When I was a kid, I never fantasized about getting married, or having a wedding, or keeping house with a husband. I didn’t get it; I literally could not imagine myself in a romantic relationship with a man. I figured I’d just have a female friend as a “roommate-for-life,” basically, and we’d adopt kids together. (And yet it was a total surprise to me when, at 15, I realized I was gay!)
Somehow, though, it feels like the last year or so I’ve been trying to catch up on all the wedding-fantasizing I “missed out on” as a kid. I find myself mentally planning the perfect, patriarchy-smashing wedding. Generally my partner is Doctor-Who-as-played-by-Lucy-Lawless-in-a-tuxedo or some such similar fantasy spouse, since I really don’t want to be getting married any time soon! No, really; I don’t even want to date for at least another year.
But I somehow can’t help thinking about what kind of dress I’d like to wear (something ridiculously sexy!) and what kind of cake I’d prefer (the jury’s still out on that one– but it’ll be something nerdy, for sure.)
It might be because I’ve been thinking a lot more about where my future is headed, lately, whereas before, I always sort of “knew”: I am in school, and next year I will also be in school, and after that I will still be in school. Only now, I’m not in school. I know I’m going back to school, but I’m thinking more about what will happen after that, where I will live, what I will do.
And I’m especially thinking about my Canadian citizenship. Should I move to Canada? When should I move to Canada? Should I become established in my career first, build a resume, and then move, or just head straight for where I want to end up? The family I know best is in the United States. (Probably because that’s where I am; I would know my Canadian relatives better if I moved there.) My history is in America. Does my future need to be in America, too? I’ve always lived in the Midwest or the South; what if I just moved to New York or someplace in California? Mostly the desire to expatriate is a nebulous feeling that I am painfully out of place in the States.
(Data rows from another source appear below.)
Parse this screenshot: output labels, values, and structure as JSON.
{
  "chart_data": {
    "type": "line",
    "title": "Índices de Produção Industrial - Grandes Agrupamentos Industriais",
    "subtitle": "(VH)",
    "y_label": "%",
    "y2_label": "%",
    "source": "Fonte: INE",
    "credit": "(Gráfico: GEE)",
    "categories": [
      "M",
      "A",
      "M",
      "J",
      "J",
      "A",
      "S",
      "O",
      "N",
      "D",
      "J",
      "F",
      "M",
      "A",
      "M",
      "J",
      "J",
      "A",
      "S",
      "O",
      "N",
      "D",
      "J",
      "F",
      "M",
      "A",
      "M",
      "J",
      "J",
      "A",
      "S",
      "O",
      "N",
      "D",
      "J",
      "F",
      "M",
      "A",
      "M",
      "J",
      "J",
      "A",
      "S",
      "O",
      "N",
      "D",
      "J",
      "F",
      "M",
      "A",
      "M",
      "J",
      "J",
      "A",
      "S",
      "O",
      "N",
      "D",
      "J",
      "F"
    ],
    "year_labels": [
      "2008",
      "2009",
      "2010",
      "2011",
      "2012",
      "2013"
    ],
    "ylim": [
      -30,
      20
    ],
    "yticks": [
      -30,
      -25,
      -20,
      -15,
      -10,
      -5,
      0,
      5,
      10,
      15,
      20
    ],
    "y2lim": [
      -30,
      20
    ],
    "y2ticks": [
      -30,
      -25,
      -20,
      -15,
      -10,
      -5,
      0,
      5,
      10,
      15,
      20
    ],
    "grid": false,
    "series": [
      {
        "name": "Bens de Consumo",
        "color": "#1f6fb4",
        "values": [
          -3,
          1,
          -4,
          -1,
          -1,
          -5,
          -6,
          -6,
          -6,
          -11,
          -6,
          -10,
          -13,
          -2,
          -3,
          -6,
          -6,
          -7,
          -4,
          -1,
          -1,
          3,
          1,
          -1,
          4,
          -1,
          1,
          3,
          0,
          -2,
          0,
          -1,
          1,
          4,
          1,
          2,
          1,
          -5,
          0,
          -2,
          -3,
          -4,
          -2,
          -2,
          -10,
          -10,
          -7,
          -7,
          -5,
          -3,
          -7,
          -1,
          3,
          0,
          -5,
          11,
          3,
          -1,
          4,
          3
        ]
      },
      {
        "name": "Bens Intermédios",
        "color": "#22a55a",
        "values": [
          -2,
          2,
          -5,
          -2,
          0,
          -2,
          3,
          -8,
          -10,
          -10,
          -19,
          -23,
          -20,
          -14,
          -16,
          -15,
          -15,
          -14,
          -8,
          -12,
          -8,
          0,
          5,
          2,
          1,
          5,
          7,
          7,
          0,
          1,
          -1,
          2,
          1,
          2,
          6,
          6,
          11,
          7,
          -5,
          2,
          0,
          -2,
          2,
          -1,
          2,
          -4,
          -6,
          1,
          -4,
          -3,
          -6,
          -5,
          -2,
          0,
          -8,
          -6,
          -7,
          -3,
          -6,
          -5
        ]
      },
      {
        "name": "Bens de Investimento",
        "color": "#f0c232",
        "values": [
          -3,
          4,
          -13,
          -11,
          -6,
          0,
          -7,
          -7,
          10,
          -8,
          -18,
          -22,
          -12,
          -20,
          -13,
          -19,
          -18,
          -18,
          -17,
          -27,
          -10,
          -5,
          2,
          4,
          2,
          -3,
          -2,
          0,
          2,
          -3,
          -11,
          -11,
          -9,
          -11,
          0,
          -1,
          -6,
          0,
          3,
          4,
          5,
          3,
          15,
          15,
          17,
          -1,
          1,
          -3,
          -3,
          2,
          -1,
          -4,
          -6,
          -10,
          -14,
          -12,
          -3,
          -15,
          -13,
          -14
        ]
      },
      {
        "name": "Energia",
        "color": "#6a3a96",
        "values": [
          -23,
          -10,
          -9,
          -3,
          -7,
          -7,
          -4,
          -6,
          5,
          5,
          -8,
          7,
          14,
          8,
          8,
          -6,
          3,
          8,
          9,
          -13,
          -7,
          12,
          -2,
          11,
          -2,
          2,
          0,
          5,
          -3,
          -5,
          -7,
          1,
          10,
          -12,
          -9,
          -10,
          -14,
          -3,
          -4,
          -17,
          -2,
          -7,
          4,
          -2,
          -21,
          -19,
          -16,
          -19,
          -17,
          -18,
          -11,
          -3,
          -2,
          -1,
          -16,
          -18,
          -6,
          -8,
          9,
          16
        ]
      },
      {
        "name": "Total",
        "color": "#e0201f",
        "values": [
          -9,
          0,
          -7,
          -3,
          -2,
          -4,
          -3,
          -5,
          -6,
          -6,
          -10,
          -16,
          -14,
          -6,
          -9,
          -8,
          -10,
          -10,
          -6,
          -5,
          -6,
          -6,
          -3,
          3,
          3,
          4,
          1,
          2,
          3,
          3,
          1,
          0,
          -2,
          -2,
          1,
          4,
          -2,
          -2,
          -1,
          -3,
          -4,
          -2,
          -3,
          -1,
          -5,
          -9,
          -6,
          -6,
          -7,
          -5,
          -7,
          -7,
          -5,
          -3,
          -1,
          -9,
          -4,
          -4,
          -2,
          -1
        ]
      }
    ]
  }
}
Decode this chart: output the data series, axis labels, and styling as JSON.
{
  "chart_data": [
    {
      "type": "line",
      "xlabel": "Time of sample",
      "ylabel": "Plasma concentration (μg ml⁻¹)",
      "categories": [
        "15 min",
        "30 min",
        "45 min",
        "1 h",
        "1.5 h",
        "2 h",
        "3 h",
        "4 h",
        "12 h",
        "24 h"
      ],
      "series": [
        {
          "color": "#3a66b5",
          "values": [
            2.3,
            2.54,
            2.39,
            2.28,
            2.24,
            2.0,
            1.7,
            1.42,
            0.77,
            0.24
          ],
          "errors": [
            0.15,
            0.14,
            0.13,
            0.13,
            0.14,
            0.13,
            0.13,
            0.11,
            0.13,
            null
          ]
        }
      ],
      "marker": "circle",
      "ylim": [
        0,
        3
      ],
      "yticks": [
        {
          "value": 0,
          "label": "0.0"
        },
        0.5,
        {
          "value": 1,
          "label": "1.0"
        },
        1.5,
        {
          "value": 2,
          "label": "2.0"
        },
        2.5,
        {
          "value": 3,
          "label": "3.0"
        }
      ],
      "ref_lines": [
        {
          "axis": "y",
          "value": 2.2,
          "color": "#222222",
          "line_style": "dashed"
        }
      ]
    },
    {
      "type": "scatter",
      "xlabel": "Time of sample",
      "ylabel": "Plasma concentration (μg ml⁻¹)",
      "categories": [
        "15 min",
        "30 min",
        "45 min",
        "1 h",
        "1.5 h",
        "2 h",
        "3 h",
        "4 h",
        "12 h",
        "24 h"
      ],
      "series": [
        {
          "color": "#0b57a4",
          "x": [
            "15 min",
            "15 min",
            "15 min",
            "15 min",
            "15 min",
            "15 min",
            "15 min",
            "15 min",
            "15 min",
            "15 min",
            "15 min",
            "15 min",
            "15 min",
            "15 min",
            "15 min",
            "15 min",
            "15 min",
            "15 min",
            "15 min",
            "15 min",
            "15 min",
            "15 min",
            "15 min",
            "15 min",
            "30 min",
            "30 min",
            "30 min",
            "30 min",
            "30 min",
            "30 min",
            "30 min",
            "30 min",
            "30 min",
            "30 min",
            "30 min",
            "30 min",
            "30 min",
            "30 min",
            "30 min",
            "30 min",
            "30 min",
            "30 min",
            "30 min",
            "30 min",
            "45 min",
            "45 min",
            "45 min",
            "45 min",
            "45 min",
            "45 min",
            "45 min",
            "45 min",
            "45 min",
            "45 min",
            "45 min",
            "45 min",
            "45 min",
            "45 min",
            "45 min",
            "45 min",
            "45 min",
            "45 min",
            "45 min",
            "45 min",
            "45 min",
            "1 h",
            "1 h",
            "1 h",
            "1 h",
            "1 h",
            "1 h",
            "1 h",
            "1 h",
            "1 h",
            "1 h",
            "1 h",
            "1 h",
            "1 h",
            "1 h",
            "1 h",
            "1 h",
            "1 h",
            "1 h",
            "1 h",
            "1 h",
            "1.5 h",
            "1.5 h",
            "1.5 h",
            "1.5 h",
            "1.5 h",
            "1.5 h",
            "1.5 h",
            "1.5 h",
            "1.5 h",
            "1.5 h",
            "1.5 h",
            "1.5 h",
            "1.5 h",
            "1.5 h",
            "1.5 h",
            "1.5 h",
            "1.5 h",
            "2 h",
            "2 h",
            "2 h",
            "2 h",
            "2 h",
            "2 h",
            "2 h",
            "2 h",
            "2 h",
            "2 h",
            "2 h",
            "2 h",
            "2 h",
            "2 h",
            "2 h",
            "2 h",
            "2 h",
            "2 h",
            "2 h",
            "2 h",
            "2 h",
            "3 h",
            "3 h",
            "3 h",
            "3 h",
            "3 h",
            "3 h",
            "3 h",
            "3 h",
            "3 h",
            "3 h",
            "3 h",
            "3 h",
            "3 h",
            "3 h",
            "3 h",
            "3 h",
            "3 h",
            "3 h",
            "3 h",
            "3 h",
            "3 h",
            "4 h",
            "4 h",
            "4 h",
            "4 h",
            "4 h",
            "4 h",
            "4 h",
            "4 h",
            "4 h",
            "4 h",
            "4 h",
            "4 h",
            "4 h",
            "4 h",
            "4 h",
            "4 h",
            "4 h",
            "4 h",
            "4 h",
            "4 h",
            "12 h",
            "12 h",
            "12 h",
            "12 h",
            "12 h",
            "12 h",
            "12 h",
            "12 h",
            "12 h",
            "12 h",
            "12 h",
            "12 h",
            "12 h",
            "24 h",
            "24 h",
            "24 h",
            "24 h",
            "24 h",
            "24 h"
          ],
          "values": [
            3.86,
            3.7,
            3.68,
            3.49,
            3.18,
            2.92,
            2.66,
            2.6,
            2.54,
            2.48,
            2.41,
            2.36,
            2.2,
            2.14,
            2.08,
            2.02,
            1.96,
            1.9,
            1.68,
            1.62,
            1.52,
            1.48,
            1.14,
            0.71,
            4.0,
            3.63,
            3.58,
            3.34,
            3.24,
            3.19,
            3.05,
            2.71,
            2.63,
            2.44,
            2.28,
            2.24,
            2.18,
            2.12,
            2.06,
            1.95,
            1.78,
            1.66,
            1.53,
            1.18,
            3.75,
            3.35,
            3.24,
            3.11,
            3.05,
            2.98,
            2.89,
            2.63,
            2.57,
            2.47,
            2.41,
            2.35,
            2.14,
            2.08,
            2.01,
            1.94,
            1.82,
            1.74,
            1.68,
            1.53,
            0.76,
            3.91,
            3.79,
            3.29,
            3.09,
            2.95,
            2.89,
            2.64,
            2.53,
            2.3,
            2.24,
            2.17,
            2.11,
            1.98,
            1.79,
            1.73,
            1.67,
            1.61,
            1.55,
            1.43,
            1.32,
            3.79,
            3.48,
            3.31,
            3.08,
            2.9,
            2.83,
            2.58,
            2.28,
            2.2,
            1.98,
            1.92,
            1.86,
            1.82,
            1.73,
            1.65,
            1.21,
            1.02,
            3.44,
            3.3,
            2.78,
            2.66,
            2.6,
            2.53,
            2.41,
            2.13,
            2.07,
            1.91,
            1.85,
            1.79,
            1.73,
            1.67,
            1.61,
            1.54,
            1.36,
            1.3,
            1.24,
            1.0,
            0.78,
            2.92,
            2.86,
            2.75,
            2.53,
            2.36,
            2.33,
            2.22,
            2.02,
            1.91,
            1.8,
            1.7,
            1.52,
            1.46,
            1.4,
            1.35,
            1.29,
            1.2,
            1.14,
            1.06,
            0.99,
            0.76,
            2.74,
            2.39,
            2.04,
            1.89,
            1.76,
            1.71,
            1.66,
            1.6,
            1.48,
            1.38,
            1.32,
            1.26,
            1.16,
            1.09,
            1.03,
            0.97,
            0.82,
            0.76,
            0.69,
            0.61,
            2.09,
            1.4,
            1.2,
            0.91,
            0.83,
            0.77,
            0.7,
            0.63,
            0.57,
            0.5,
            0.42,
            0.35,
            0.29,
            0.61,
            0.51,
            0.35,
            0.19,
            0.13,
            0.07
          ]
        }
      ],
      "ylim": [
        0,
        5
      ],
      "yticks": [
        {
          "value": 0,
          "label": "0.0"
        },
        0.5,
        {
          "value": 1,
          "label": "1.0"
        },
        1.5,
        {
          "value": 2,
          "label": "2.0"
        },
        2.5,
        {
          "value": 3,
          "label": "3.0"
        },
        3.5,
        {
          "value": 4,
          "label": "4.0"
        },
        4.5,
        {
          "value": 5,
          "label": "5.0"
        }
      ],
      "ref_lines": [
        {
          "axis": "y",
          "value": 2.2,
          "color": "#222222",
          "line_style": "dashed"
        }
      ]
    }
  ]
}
Mostly.
But I could get married, in Canada. One hundred percent, legally recognized everywhere, no oops-we-take-it-back or only-in-this-state, but really, truly married. Which is tempting. I could have a big party. My parents might even publicly say that they’re happy for me. We could have crab at the dinner; I love crab.
This is about when I start having second thoughts, where I ask myself, “Why the hell do I want a wedding, anyway? Marriage has been a tool of the patriarchy for centuries! I don’t need to have any part in it!” I always sort of appreciate it when straight folks opt out of marriage, challenging all our cultural ideas about its necessity. I especially appreciate it when they do so as a symbol of solidarity with the millions of gay folks in America who don’t have handy Canadian dual citizenships to buy them access to the institution.
Except, of course, that I’d like to have hospital visitation rights for my partner, and all the other very practical benefits of marriage, not to mention the official recognition of our relationship as real and important, all of which which straight folks “living in sin” tend to get regardless of legal status, but which gay folks are often denied, also regardless of legal status.
I’m tentatively thinking that, in a perfect world, after the great feminist revolution or whatever, we might do away with the current conception of marriage altogether, but in the mean time, in the world we live in now, it’s not fair to exclude people who want to participate in marriage’s assorted messed-up-ness from doing so.
So… what? Gay folks should all opt into marriage and straight folks should all opt out? Huh? Where am I even going with this??
Maybe I shouldn’t post this when I’m still so conflicted, but the thing is, I really don’t know. Is homosexuality a sufficient “subversion” to “justify” playing into as patriarchal an institution as marriage? Or do I need to ignore the confusing longing that I find in myself, and throw my hands up at all marriage? Which extreme will move us towards the revolution we need? Or, what would the “middle ground” even be?